The United Kingdom will be glad to see the back of 2011. With government debt touching a record £1 trillion, unemployment rates reaching a 17-year high and GDP dipping by 0.2 percent, the British economy could only do better.
However, the business in solar panels UK has been basking in greener pastures for sure. There were 450 solar panel businesses in the UK, which employed about 3,000 people. This number rose sharply in 2011, with 4,000 businesses employing over 25,000 people. Households scrambled to have solar panels installed, with 16,000 households installing solar panels in the month of last September alone. This hysteria was majorly due to the benevolent government subsidies that provided generous feed-in tariff to boost the solar energy field.
However, the Government’s designs to halve the feed-in tariff have brought solar panels UK to a stuttering stop. According to the Government, the average taxpayer has to pay for subsidies for an inefficient energy source when there are other renewable resources that can be implemented to source energy. According to the solar panel market however, the government was out of line putting the bill across and has put thousands of businesses and tens of thousands of employees out of work.
After the original feed-in tariff scheme was introduced, the growth in solar panel businesses was unprecedented, with more than three times as many solar installations as expected.
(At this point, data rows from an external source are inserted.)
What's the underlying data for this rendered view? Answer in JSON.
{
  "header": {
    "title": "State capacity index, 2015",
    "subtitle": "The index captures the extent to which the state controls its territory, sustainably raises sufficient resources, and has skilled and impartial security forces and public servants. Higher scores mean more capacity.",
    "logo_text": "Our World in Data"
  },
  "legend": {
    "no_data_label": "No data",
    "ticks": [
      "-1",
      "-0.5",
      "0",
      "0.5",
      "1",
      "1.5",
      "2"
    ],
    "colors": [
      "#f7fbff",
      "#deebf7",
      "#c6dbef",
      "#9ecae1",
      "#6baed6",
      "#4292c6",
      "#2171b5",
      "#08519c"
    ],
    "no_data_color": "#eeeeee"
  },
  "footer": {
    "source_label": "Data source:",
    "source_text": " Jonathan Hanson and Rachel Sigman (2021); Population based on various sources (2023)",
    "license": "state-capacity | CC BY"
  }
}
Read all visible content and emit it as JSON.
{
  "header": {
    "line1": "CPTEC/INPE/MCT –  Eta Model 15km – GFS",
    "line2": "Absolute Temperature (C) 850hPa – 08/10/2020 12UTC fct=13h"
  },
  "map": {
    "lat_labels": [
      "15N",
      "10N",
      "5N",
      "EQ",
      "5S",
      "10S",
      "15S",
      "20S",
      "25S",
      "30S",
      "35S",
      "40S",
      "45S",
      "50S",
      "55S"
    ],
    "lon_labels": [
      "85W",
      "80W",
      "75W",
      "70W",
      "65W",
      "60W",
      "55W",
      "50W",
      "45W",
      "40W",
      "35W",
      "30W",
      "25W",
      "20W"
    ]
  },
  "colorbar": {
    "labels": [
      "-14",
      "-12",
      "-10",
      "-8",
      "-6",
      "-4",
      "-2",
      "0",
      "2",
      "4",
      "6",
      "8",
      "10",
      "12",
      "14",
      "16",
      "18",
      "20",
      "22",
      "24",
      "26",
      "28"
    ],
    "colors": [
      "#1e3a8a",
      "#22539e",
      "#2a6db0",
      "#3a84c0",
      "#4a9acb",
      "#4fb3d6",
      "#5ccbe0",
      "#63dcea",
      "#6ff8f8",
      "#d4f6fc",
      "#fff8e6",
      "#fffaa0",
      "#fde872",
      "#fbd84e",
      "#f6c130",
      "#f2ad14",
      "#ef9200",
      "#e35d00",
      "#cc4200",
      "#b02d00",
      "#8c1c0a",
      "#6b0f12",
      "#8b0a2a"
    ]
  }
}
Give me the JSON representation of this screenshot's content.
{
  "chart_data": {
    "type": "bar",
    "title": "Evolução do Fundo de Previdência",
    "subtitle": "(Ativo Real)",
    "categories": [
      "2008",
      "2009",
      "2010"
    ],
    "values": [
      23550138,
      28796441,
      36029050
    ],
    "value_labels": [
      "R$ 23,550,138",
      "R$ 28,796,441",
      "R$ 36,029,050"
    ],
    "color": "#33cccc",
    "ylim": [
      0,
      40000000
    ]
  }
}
According to the Department of Energy and Climate Change, if things kept on the way they were, the average taxpayer could expect to shell out an extra £100 on the electricity bill. While this was being considered, the average cost of installing solar panels had already fallen by a third.
So, last October, the Government decided to ‘set things right’ and announced the slashing of government subsidies, provoking a scandalised outcry from solar panel businesses across the UK, not to mention thousands of households with solar panels already installed. From 41p, the tariff went down to 21p, leaving the solar industry in a limbo of sorts.
According to Andy Tanner, chief executive, Plug Into the Sun, “It went ballistic before Christmas. Then it was dead as a doornail. Now it’s gone ballistic again. However, we’re on tenterhooks for February 9.”
February 9th is the date on which the Government will announce the result of its consultation, which includes a proposal to pay feed-in tariff only to those households having energy performance certificates measuring up to Grade C or above. Andy Tanner says that this proposal would rule out around 80 per cent of the customers.
The chief executive of Engensa, Tony Darbyshire is also fretting over what happens next.
“There is a huge amount of uncertainty in the industry at the moment. There is real anger about the sledgehammer way this has happened,” says Darbyshire.
Nobody knows what’s next on the cards but the solar panel business in UK is sure to take a turn for the worse if the Government continues on its anti-solar crusade.